Bacterial NOR (NorBC) reduces NO to nitrous oxide (N2O) at a mixed heme/non-heme active site, where the heme shows axial histidine coordination. In comparison, the same reaction is performed by fungal nitric oxide reductase (P450nor) at a single heme active site, which, in contrast, has an axial cysteine ligand. Hence, the bacterial and fungal enzymes catalyze the same reaction, but utilize different mechanisms. Central research goals are the elucidation of the reaction mechanisms of these enzymes and the properties of heme-nitrosyls in general as a function of porphyrin substitutions and trans-ligands to NO. To this end, a dual strategy is applied. First, model complexes of type [Fe(TPP*)(L)(NO)]n+ (TPP* = tetraphenylporphyrin type ligand; L = N-donor, thiolate, etc.) are synthesized, which allow for the routine investigation of the porphyrin substituent and trans-ligand effect on the coordinated NO. Complementarily, we are working on cytochrome P450 and mutants as well as the NO reductase from E. coli.

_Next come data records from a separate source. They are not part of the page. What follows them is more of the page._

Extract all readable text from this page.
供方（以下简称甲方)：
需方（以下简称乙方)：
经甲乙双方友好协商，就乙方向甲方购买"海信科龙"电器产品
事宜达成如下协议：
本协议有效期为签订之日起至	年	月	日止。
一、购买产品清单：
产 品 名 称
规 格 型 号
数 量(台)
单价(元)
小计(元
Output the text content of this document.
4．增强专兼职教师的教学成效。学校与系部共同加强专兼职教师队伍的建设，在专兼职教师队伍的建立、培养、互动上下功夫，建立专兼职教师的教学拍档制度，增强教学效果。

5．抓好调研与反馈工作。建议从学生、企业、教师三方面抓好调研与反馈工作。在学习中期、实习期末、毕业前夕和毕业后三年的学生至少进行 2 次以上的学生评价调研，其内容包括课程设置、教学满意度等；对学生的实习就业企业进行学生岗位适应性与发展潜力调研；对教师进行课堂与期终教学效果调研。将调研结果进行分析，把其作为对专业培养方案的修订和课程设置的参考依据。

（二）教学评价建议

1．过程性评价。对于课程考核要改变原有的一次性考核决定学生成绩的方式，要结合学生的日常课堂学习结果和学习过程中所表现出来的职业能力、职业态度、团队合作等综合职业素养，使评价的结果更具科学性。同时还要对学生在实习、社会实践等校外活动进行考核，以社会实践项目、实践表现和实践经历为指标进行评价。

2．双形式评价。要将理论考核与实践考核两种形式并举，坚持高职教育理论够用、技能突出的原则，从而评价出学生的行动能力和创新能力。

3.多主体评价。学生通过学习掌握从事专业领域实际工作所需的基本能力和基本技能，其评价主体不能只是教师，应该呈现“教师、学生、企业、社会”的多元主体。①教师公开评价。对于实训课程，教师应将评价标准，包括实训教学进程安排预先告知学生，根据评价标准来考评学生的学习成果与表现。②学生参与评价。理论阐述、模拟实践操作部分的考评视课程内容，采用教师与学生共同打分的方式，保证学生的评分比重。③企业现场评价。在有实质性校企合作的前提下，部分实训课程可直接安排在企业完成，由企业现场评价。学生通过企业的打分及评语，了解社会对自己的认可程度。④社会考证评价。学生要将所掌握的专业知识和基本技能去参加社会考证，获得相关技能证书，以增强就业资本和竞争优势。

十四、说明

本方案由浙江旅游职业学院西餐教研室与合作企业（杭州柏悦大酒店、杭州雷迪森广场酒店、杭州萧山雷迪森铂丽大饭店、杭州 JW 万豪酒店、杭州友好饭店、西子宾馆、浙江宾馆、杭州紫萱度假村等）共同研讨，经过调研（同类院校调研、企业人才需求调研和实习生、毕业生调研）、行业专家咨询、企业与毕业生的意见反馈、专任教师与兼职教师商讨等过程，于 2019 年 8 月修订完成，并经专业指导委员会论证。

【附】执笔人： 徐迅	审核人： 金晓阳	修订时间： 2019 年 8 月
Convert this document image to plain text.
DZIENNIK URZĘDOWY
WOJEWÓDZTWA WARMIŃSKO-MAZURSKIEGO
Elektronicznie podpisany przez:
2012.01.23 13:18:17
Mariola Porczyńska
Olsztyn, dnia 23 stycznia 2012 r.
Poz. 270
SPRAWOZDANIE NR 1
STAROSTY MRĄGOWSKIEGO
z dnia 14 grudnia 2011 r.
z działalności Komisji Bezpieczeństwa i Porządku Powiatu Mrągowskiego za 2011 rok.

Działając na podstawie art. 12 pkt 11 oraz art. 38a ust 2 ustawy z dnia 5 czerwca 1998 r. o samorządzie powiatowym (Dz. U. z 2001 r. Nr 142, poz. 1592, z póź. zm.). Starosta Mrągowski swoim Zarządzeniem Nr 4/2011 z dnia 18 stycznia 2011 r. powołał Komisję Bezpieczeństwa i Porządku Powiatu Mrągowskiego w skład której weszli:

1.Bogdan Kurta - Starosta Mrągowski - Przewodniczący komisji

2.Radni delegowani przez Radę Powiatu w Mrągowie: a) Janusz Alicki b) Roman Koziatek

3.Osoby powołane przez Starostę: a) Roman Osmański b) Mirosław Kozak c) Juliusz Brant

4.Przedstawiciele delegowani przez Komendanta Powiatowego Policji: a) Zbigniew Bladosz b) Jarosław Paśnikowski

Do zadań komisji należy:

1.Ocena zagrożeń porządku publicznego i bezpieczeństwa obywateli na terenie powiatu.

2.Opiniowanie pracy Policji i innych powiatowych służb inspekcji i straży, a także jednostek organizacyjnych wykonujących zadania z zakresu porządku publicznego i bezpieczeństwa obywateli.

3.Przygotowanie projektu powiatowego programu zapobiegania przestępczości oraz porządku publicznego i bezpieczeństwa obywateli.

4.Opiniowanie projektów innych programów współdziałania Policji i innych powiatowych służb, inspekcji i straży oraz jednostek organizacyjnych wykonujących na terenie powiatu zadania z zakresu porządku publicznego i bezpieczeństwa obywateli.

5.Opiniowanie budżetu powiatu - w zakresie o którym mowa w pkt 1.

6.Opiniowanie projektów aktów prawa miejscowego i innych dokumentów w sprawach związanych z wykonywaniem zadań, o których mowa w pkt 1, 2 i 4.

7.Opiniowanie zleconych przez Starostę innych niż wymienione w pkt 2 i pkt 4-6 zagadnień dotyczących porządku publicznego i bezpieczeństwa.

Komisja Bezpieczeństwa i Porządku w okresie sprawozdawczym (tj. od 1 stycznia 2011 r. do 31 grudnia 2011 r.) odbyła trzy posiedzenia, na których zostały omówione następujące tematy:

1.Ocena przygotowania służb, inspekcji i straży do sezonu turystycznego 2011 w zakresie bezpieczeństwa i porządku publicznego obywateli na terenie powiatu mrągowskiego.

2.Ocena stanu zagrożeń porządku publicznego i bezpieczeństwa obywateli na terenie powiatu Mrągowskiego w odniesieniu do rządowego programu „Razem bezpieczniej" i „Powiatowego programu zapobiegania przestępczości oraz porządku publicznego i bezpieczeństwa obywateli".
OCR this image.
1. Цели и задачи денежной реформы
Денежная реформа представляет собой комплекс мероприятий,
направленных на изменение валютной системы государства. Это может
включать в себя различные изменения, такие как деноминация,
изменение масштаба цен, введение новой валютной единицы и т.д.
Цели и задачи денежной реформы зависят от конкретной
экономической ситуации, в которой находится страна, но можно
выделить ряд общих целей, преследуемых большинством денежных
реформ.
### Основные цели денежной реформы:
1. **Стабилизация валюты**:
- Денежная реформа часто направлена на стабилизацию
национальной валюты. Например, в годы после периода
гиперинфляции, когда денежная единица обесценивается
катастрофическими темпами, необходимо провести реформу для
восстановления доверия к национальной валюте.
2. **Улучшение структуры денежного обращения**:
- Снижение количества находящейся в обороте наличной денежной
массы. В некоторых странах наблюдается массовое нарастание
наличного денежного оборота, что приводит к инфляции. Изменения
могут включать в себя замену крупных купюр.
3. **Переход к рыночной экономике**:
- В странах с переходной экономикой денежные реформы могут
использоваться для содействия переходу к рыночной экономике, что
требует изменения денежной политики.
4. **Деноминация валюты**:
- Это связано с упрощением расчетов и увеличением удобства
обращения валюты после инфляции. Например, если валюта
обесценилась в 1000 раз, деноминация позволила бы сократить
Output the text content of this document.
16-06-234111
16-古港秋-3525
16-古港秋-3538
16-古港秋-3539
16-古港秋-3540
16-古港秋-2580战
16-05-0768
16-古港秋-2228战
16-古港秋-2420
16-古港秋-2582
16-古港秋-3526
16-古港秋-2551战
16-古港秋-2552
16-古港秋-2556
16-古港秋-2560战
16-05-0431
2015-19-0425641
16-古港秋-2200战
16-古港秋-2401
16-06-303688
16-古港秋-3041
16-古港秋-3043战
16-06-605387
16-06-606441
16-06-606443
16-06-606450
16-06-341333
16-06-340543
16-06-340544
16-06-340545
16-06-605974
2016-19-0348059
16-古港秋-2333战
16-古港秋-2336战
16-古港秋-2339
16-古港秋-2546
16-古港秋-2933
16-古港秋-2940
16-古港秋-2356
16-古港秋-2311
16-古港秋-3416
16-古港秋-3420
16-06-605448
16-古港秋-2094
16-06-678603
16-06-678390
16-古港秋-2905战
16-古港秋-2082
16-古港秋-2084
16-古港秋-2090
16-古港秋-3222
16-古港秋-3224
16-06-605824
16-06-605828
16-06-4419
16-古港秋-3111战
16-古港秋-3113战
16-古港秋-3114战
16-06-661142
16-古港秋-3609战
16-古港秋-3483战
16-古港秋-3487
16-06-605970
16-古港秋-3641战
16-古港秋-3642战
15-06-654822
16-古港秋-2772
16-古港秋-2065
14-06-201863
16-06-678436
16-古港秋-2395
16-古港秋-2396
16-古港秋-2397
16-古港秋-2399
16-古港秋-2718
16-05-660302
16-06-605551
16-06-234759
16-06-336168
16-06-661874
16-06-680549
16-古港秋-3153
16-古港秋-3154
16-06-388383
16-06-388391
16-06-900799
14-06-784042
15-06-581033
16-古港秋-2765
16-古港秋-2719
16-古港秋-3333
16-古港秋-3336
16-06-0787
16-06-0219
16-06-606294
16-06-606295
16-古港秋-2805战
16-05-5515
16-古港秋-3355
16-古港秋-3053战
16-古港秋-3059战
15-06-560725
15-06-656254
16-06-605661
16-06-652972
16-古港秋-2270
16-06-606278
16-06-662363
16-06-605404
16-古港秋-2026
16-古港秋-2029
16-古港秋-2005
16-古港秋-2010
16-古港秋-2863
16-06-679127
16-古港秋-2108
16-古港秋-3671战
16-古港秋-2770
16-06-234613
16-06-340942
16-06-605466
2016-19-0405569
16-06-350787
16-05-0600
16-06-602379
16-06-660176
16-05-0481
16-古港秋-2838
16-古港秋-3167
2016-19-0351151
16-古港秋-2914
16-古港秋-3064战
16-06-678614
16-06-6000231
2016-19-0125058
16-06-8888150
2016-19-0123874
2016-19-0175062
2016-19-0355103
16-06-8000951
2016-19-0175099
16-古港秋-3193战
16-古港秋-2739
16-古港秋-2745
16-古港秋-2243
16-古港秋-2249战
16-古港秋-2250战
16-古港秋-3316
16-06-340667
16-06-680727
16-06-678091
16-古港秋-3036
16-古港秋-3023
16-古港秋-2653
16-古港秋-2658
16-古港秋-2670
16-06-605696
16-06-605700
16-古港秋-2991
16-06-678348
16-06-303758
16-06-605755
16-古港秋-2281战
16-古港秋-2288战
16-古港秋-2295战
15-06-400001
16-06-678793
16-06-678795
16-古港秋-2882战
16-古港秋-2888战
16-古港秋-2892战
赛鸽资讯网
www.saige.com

Besides the research on the biological role of nitric oxide, I am also very interested in the fields of (a) Bioorganometallic Chemistry; i.e. the conduction of organometallic chemistry in aqueous solution using proteins with modified active sites. In this respect, I am especially interested in the usage of small heme proteins for organometallic reactions; and (b) Anti-Cancer Drugs based on Ru-NO compounds, especially their interaction with DNA, their photophysical properties, and their mechanisms of activation. These research areas are currently developed in my group.